Analytics on streaming or real-time data is a hot topic, and one I expect to grow, and modern GIS is ready to handle and address these use cases.
Supports new functions and roles
There are a number of new roles and functions that are starting to take shape in the geospatial space recently. As geospatial needs are growing, more focused and defined job functions are being defined and required, and the geospatial “jack of all trades” now requires a large set of skills.
Roles like GIS Analyst and even Geospatial Developer are quite common and have existed for some time, but newer positions like Spatial Data Scientist and Geospatial Data Engineer have started to emerge.
And more than likely new roles will continue to emerge.
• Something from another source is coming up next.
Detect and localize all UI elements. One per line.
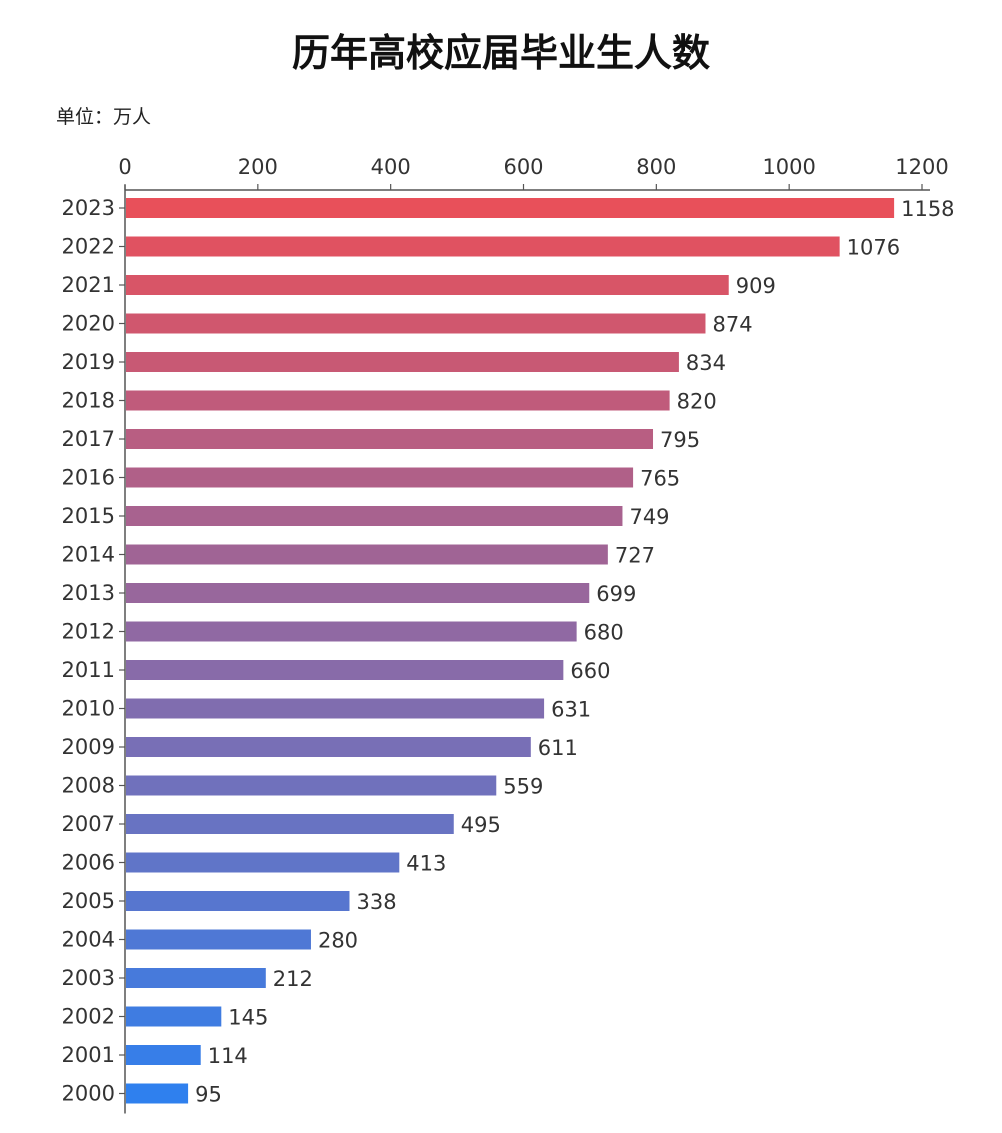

In the Data Science space, new roles such as Machine Learning Engineer, Data Architect, and others have started to become more and more common.
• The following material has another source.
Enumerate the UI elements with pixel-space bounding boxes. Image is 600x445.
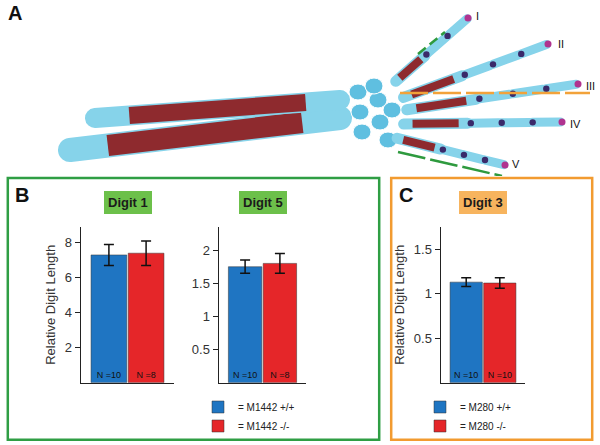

Modern GIS tools allow for these roles to:
- Have complete flexibility and scalability over their work
- Collaborate with similar peers and technologies in non-geospatial areas of focus
- Have interoperable code to share across teams
- Start small and scale to cloud processes
- Develop and build upon foundational tools and best practices
- Develop unique workflows, libraries, tools, and solutions on their own
More and more these roles will continue to define themselves, and more and more will develop their own processes, norms, and technologies to support the work they are doing. And modern GIS provides the foundation for that work to begin.
Outputs of many types
The final aspect of modern GIS is the different types of outputs and deliverables that can be developed. I have written about this before in my post about geospatial – but the concept is that modern GIS enables geospatial users to build the outputs that are required of the business case, rather than being limited by the outputs available to them. This list is quite long, and showcase the sheer scale of options available in modern GIS:
- Dashboards and data viewers
- Jupyter notebooks
- Simple maps for presentations
- APIs and microservices
- Data pipelines
- Simple applications
- Full stack web apps
- Integration into other systems
- Mobile applications
- Data collection and validation
- Machine learning models
- Simple static maps
- Data monetization solutions
This sheer flexibility and number of possible options is a core tenant of modern GIS. This ensures that modern GIS users are never limited or constrained in the outputs they need to create. Technically, these tools and solutions are not siloed, but fully integrated and available to use as stand-alone tools or integrated solutions.
It enables geospatial solutions to be totally integrated into the organization and most importantly, a critical part of problem-solving happening in these organizations, both at a practical and technical level.
Modern GIS is still evolving, and will change and evolve over time, but I believe these core principles and ideas will be the base from which it grows and help support a new generation of geospatial users. It is an exciting time to be in the space, and there have never been more possibilities across the geospatial space.